Thursday, August 31, 2023

Australian housing finance declines 1.2% in July

The value of Australian housing finance fell by 1.2% in July ($24.2bn), driven by a 1.9% month-on-month decline in lending to owner-occupiers, the investor segment broadly flat (-0.1%m/m). The backdrop of the RBA's rate hiking cycle saw commitments fall 33.1% from the peak in January 2022 to the trough in February 2023; however, commitments are subsequently up 5.8% to July, with housing prices up around 5% nationwide to August, as rapid population growth has brought supply-demand dynamics to the forefront of the price cycle. Refinancing elevated to a new cycle peak ($21.5bn), up 5.4%m/m. 


Note: The ABS has temporarily suspended the first home buyer components from the series. 

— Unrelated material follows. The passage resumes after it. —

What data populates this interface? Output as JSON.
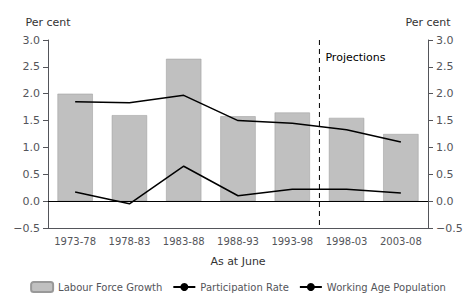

July's 1.2% decline was steeper than markets anticipated (-0.5%) and came on the back of a 1.6% fall in June. Data from CoreLogic this morning reported national housing prices are now up 4.9% from their floor in February, with this upturn driving commitments up by 5.8%, despite the falls of the past couple of months. 


Owner-occupier lending was 1.9% lower in July, with weakness evident across the various loan types. Home building sentiment is weak, with this reflected in the value of construction-related lending falling by 4%m/m ($2.4bn) as loan volumes plunged by 9.7% (3,950) to be in line with their previous low in 2008. Lending to upgraders softened by 0.4%m/m ($12.1bn), a fall of 14.5% over the past year, with loan volumes down 11%yr.   


Lending to the investor segment eased 0.1% in July ($8.6bn), but commitments are up 11.6% from the February low. Queensland has been the major driver, with investor lending surging 31% since February. 


Total refinancing lifted 5.4% on the back of rises in both major segments: owner-occupiers 4.9% and investors 6.5%. This elevated refinancing to a new record high at $21.5bn, up 21% since the start of the RBA's rate hiking cycle in May 2022.